I found the source of the problem: my working directory included a folder called metaflow, which crashed the metaflow command executed during env setup.

mkdir: cannot create directory ‘metaflow’: File exists	

It might be helpful to check for presence of this folder before submitting the job and raise an informative error message to the user.

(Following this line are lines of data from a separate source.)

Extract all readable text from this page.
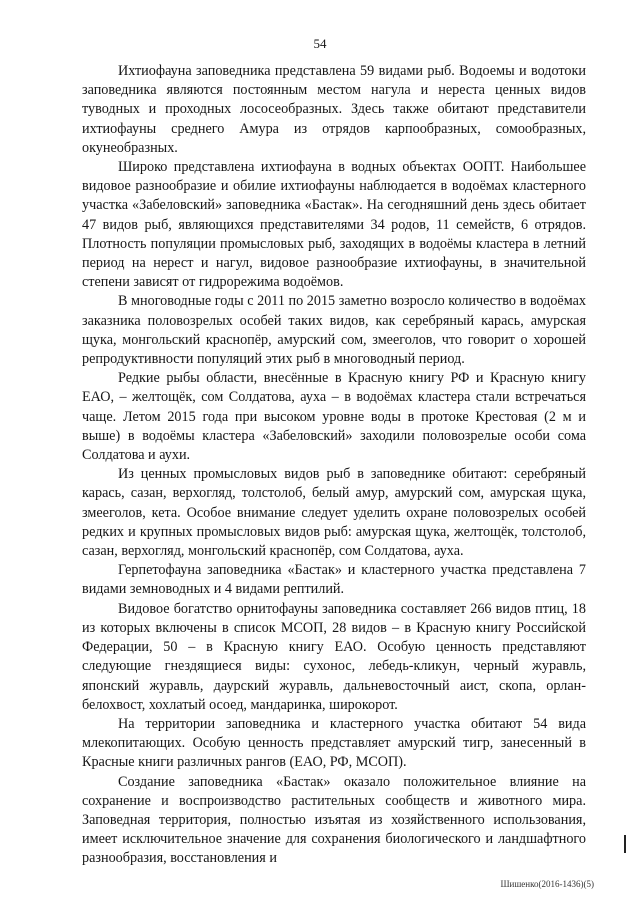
54

Ихтиофауна заповедника представлена 59 видами рыб. Водоемы и водотоки заповедника являются постоянным местом нагула и нереста ценных видов туводных и проходных лососеобразных. Здесь также обитают представители ихтиофауны среднего Амура из отрядов карпообразных, сомообразных, окунеобразных.

Широко представлена ихтиофауна в водных объектах ООПТ. Наибольшее видовое разнообразие и обилие ихтиофауны наблюдается в водоёмах кластерного участка «Забеловский» заповедника «Бастак». На сегодняшний день здесь обитает 47 видов рыб, являющихся представителями 34 родов, 11 семейств, 6 отрядов. Плотность популяции промысловых рыб, заходящих в водоёмы кластера в летний период на нерест и нагул, видовое разнообразие ихтиофауны, в значительной степени зависят от гидрорежима водоёмов.

В многоводные годы с 2011 по 2015 заметно возросло количество в водоёмах заказника половозрелых особей таких видов, как серебряный карась, амурская щука, монгольский краснопёр, амурский сом, змееголов, что говорит о хорошей репродуктивности популяций этих рыб в многоводный период.

Редкие рыбы области, внесённые в Красную книгу РФ и Красную книгу ЕАО, – желтощёк, сом Солдатова, ауха – в водоёмах кластера стали встречаться чаще. Летом 2015 года при высоком уровне воды в протоке Крестовая (2 м и выше) в водоёмы кластера «Забеловский» заходили половозрелые особи сома Солдатова и аухи.

Из ценных промысловых видов рыб в заповеднике обитают: серебряный карась, сазан, верхогляд, толстолоб, белый амур, амурский сом, амурская щука, змееголов, кета. Особое внимание следует уделить охране половозрелых особей редких и крупных промысловых видов рыб: амурская щука, желтощёк, толстолоб, сазан, верхогляд, монгольский краснопёр, сом Солдатова, ауха.

Герпетофауна заповедника «Бастак» и кластерного участка представлена 7 видами земноводных и 4 видами рептилий.

Видовое богатство орнитофауны заповедника составляет 266 видов птиц, 18 из которых включены в список МСОП, 28 видов – в Красную книгу Российской Федерации, 50 – в Красную книгу ЕАО. Особую ценность представляют следующие гнездящиеся виды: сухонос, лебедь-кликун, черный журавль, японский журавль, даурский журавль, дальневосточный аист, скопа, орлан-белохвост, хохлатый осоед, мандаринка, широкорот.

На территории заповедника и кластерного участка обитают 54 вида млекопитающих. Особую ценность представляет амурский тигр, занесенный в Красные книги различных рангов (ЕАО, РФ, МСОП).

Создание заповедника «Бастак» оказало положительное влияние на сохранение и воспроизводство растительных сообществ и животного мира. Заповедная территория, полностью изъятая из хозяйственного использования, имеет исключительное значение для сохранения биологического и ландшафтного разнообразия, восстановления и

Шишенко(2016-1436)(5)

As for debugging jobs on AWS Batch, I was able to find the detailed log with error message in the Amazon Elastic Container Service console under Clusters.

My problem is solved, but I'm keeping this issue open in case you want to add an informative error message for the edge case.

Thank you for building and maintaining such an amazing framework!

@shchur I wasn't able to reproduce this, can you please share your directory structure?

Mine looks the following:

Screenshot 2024-01-23 at 6 28 08 PM

and I submit the flow with python hello.py run --with batch

@madhur-ob The problem was that I built my Docker image used by Metaflow in the same directory. In other words, if the metaflow folder is present in the working directory of the Docker image, the Batch job crashes because it cannot unpack the archive.